Sobre a relação do Direito Penal do Inimigo e a vedação da concessão da liberdade provisória na Lei de Drogas, Luiz Flávio Gomes posiciona-se no sentido de que é possível a concessão de liberdade provisória nos crimes de tráfico e vai além, alegando que a restrição que se faz na Lei nº 11.343/2006 é postura adotada na teoria do Direito Penal do Inimigo:

Afirmar que não é cabível a liberdade provisória no crime de tráfico de drogas é um rematado equívoco (seja do ponto de vista legal, seja do ponto de vista constitucional). Cuida-se de postura típica do Direito penal do inimigo (de Jakobs), que consiste precisamente em admitir que o processo contra o inimigo não deve ter todas as garantias do processo contra o cidadão. Pessoa é pessoa e não-pessoa é não-pessoa!

Matheus Magnus Santos Lemini faz duras críticas à lei de tóxicos, inclusive apontando pesquisa realizada em decisões judiciais proferidas, no sentido de que a punição aplicada nos crimes de tráfico tem caráter meramente punitivista e condena o autor do crime cometido pelo o que ele é e não pelo que ele fez.
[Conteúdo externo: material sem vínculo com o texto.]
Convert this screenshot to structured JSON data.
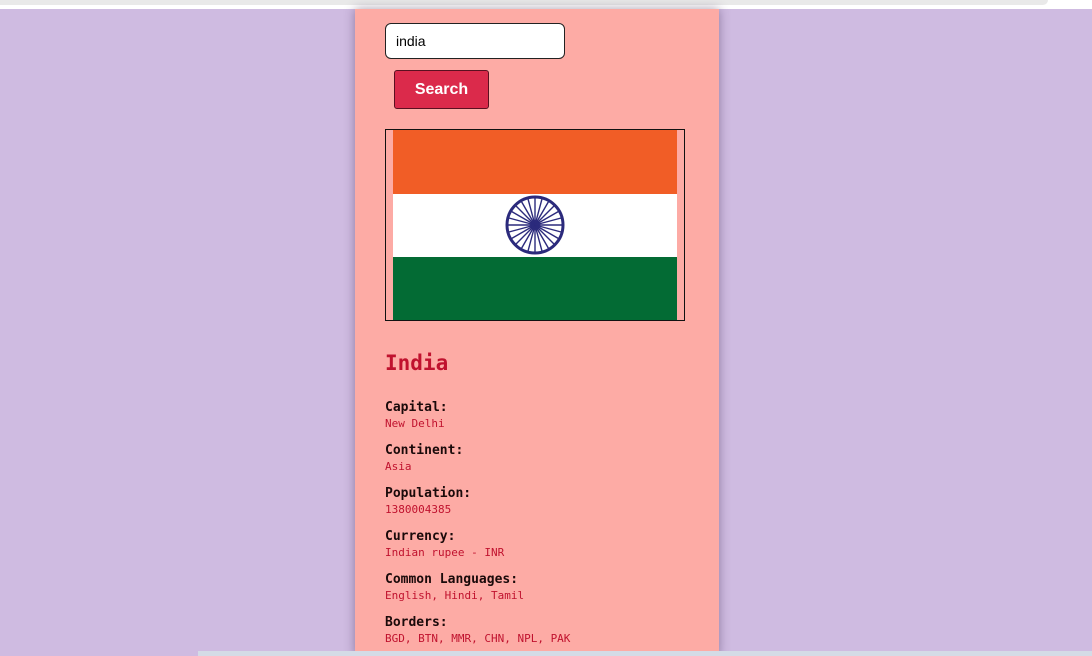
{
  "search": {
    "value": "india",
    "button_label": "Search"
  },
  "flag": {
    "icon": "india-flag",
    "colors": {
      "saffron": "#f15d26",
      "white": "#ffffff",
      "green": "#036b34",
      "chakra": "#2b2a7c"
    }
  },
  "country": {
    "name": "India",
    "details": [
      {
        "label": "Capital:",
        "value": "New Delhi"
      },
      {
        "label": "Continent:",
        "value": "Asia"
      },
      {
        "label": "Population:",
        "value": "1380004385"
      },
      {
        "label": "Currency:",
        "value": "Indian rupee - INR"
      },
      {
        "label": "Common Languages:",
        "value": "English, Hindi, Tamil"
      },
      {
        "label": "Borders:",
        "value": "BGD, BTN, MMR, CHN, NPL, PAK"
      }
    ]
  },
  "colors": {
    "background": "#cfbbe1",
    "card": "#fdaba5",
    "accent": "#db2a4b",
    "value_text": "#c0122e"
  }
}
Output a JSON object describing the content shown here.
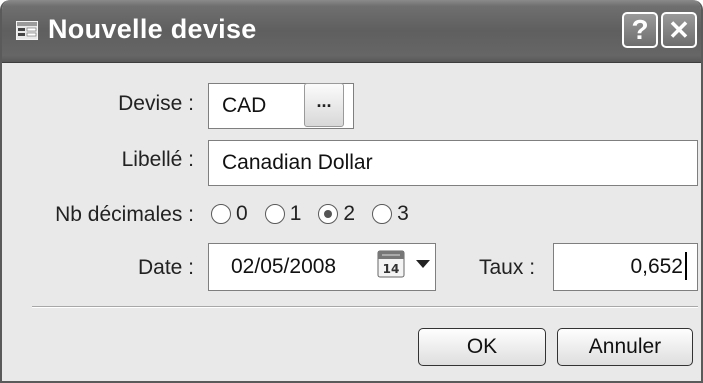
{
  "window": {
    "title": "Nouvelle devise"
  },
  "titlebar_buttons": {
    "help": "?",
    "close": "✕"
  },
  "form": {
    "devise": {
      "label": "Devise :",
      "value": "CAD",
      "lookup_button": "..."
    },
    "libelle": {
      "label": "Libellé :",
      "value": "Canadian Dollar"
    },
    "nb_decimales": {
      "label": "Nb décimales :",
      "options": [
        "0",
        "1",
        "2",
        "3"
      ],
      "selected": "2"
    },
    "date": {
      "label": "Date :",
      "value": "02/05/2008",
      "calendar_day": "14"
    },
    "taux": {
      "label": "Taux :",
      "value": "0,652"
    }
  },
  "buttons": {
    "ok": "OK",
    "annuler": "Annuler"
  }
}
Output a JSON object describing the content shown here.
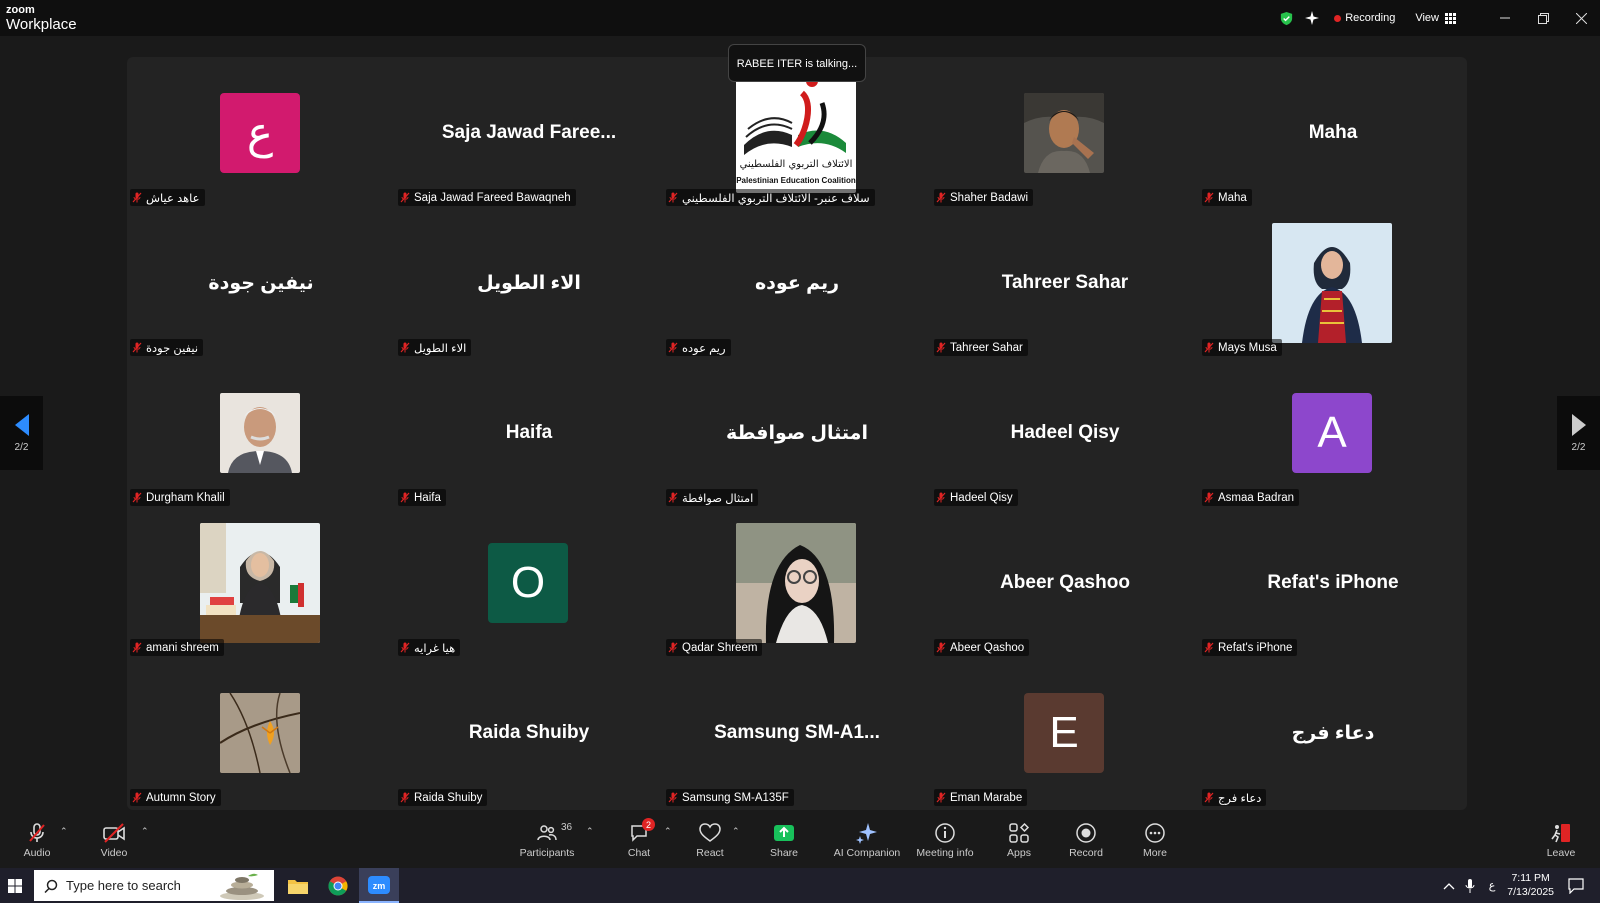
{
  "app": {
    "logo_top": "zoom",
    "logo_bottom": "Workplace",
    "recording_label": "Recording",
    "view_label": "View"
  },
  "speaking": "RABEE ITER is talking...",
  "colors": {
    "pink": "#d21a6e",
    "green": "#0d5a45",
    "purple": "#8d47cc",
    "brown": "#5a3a30",
    "recording": "#e02424",
    "shield": "#27c24c",
    "share": "#18c15b"
  },
  "participants": [
    {
      "label": "عاهد عياش",
      "tile": "ع",
      "color": "#d21a6e"
    },
    {
      "label": "Saja Jawad Fareed Bawaqneh",
      "big": "Saja Jawad Faree..."
    },
    {
      "label": "سلاف عنبر- الائتلاف التربوي الفلسطيني",
      "photo": "logo"
    },
    {
      "label": "Shaher Badawi",
      "photo": "man1"
    },
    {
      "label": "Maha",
      "big": "Maha"
    },
    {
      "label": "نيفين جودة",
      "big": "نيفين جودة"
    },
    {
      "label": "الاء الطويل",
      "big": "الاء الطويل"
    },
    {
      "label": "ريم عوده",
      "big": "ريم عوده"
    },
    {
      "label": "Tahreer Sahar",
      "big": "Tahreer Sahar"
    },
    {
      "label": "Mays Musa",
      "photo": "woman1"
    },
    {
      "label": "Durgham Khalil",
      "photo": "man2"
    },
    {
      "label": "Haifa",
      "big": "Haifa"
    },
    {
      "label": "امتثال صوافطة",
      "big": "امتثال صوافطة"
    },
    {
      "label": "Hadeel Qisy",
      "big": "Hadeel Qisy"
    },
    {
      "label": "Asmaa Badran",
      "tile": "A",
      "color": "#8d47cc"
    },
    {
      "label": "amani shreem",
      "photo": "office"
    },
    {
      "label": "هيا غرايه",
      "tile": "O",
      "color": "#0d5a45"
    },
    {
      "label": "Qadar Shreem",
      "photo": "woman2"
    },
    {
      "label": "Abeer Qashoo",
      "big": "Abeer Qashoo"
    },
    {
      "label": "Refat's iPhone",
      "big": "Refat's iPhone"
    },
    {
      "label": "Autumn Story",
      "photo": "leaf"
    },
    {
      "label": "Raida Shuiby",
      "big": "Raida Shuiby"
    },
    {
      "label": "Samsung SM-A135F",
      "big": "Samsung  SM-A1..."
    },
    {
      "label": "Eman Marabe",
      "tile": "E",
      "color": "#5a3a30"
    },
    {
      "label": "دعاء فرج",
      "big": "دعاء فرج"
    }
  ],
  "logo_text": {
    "ar": "الائتلاف التربوي الفلسطيني",
    "en": "Palestinian Education Coalition"
  },
  "nav": {
    "page_left": "2/2",
    "page_right": "2/2"
  },
  "toolbar": {
    "audio": "Audio",
    "video": "Video",
    "participants": "Participants",
    "participant_count": "36",
    "chat": "Chat",
    "chat_badge": "2",
    "react": "React",
    "share": "Share",
    "ai": "AI Companion",
    "info": "Meeting info",
    "apps": "Apps",
    "record": "Record",
    "more": "More",
    "leave": "Leave"
  },
  "taskbar": {
    "search_placeholder": "Type here to search",
    "ime": "ع",
    "time": "7:11 PM",
    "date": "7/13/2025"
  }
}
No mesmo sentido ataca a exposição de motivos proferida em sentença que reproduzia o seguinte texto: “quem vende drogas em favelas e/ou comunidades dominadas por facções criminosas não pode fazer jus a tal benefício”.

Assim, assevera o autor que “tal exposição de motivos é o mais claro exemplo de direito penal do inimigo, rotulando-se um indivíduo e cerceando-lhe direitos fundamentais simplesmente pelo que ele é, ou seja, morador de favela”.
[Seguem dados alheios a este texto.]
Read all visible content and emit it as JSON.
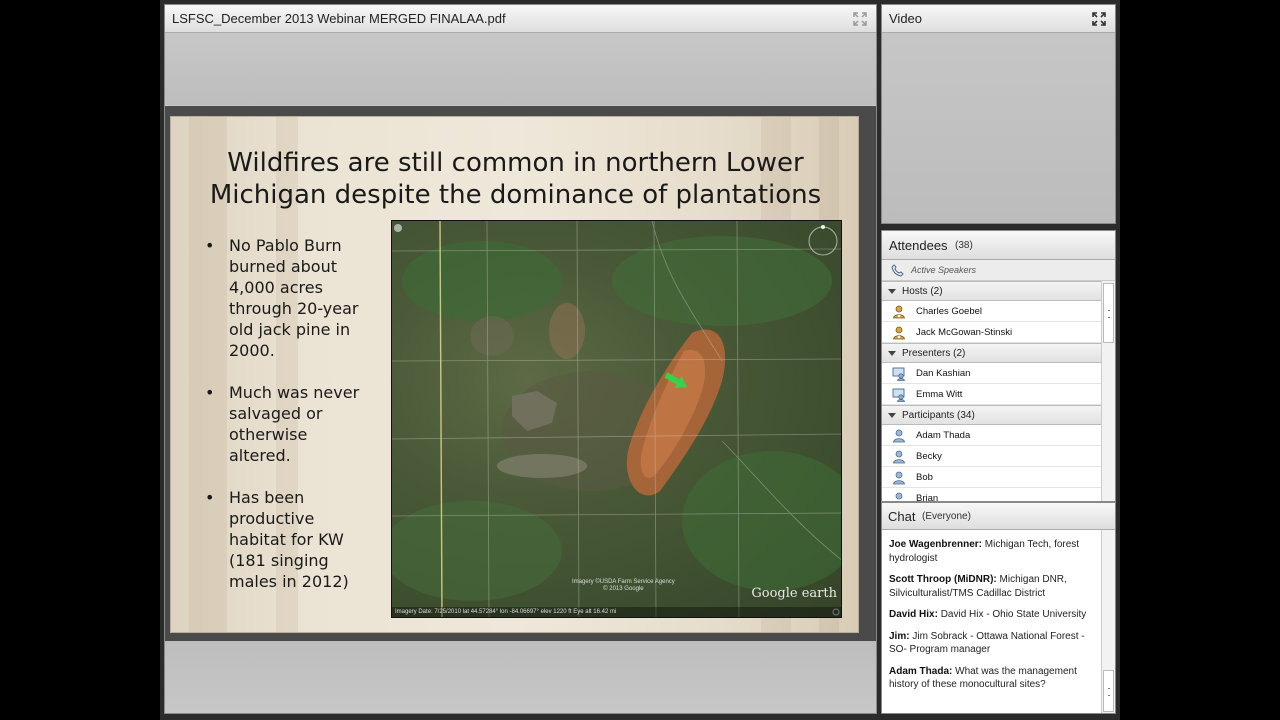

O doutrinador ainda apresenta pesquisa no sentido de que o Judiciário tem elegido como inimigo uma clientela bem específica; os indivíduos envolvidos no crime de tráfico de drogas. Veja-se:

Desta forma, resumidamente, o perfil dos condenados por tráfico de drogas no foro central estadual da cidade do Rio de Janeiro é de primários (66,4%), presos em flagrante (91,9%) e sozinhos (60,8%), sendo que 65,4% respondem somente por tráfico (art. 33, sem associação ou quadrilha), e 15,8% em concurso com associação. Destes, 14,1% foram condenados em concurso com posse de arma, sendo 83,9% do sexo masculino, e 71,1% dos casos presos com cocaína. Destes, 36,9% receberam penas acima de 5 anos de prisão.

Pontua ainda Lemini, que a própria coordenadora da pesquisa realizada, afirma que “a seletividade do sistema penal brasileiro foi confirmada e demonstrada de forma objetiva”, e que, “através de dados concretos, a atuação da Justiça segue a tendência do legislador, buscando imediatismo e falsa sensação de paz social, em um característico sistema de direito penal do inimigo”.
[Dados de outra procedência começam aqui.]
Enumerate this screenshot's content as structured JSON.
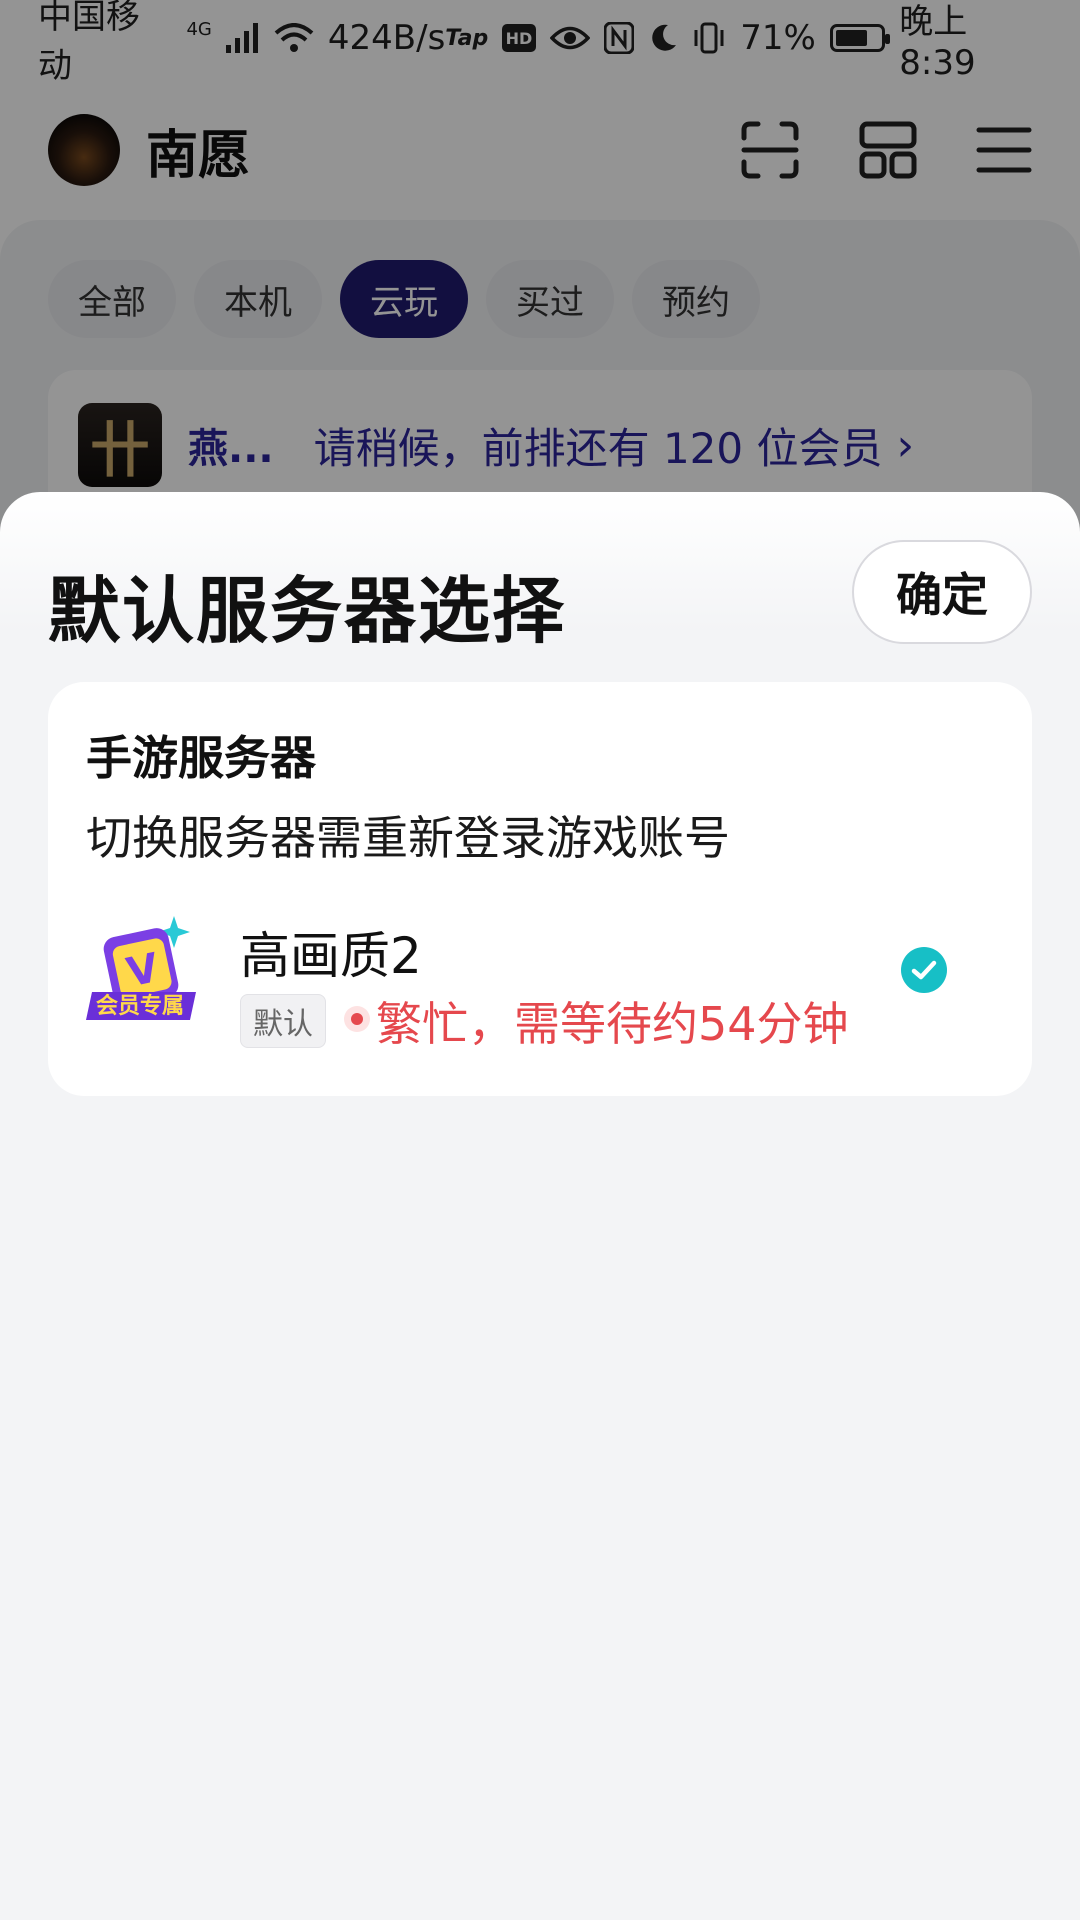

Por último, este mesmo autor, faz dura crítica à justiça criminal, e acentua que esta vem reiteradas vezes perseguindo o inimigo eleito, no caso o traficante, aplicando o direito penal do inimigo, vez que não permite que este não responda o processo criminal em liberdade.

Afirma que as penas aplicadas são desproporcionais à conduta do bem jurídico tutelado e que a periculosidade do agente é presumida para negar-lhe acesso aos benefícios positivados na legislação repressiva.

Em suma, o pensamento deste e de outros autores se resume no sentido de que a lei de tráfico é representante do direito penal do inimigo na legislação Pátria, pois ao buscar dar à sociedade uma resposta à crescente criminalização, o Poder Público elege sua forma de interpretação da lei, o que, na maioria das vezes, é “claramente antagônicas à Constituição Federal, adotando um modelo punitivista de aplicação das leis, punindo o agente transgressor pelo que é, e não pelo que fez, em clara adoção ao direito penal do inimigo, propugnado por Jakobs”.

A INCONSTITUCIONALIDADE DA VEDAÇÃO DA CONCESSÃO DA LIBERDADE PROVISÓRIA NA LEI Nº 11.343/2006

Após discorrer sobre a possível utilização da Teoria do Direito Penal do Inimigo, e de sua influência no Processo Penal Brasileiro, convém analisar à luz da doutrina e da jurisprudência o fator constitucional do tema.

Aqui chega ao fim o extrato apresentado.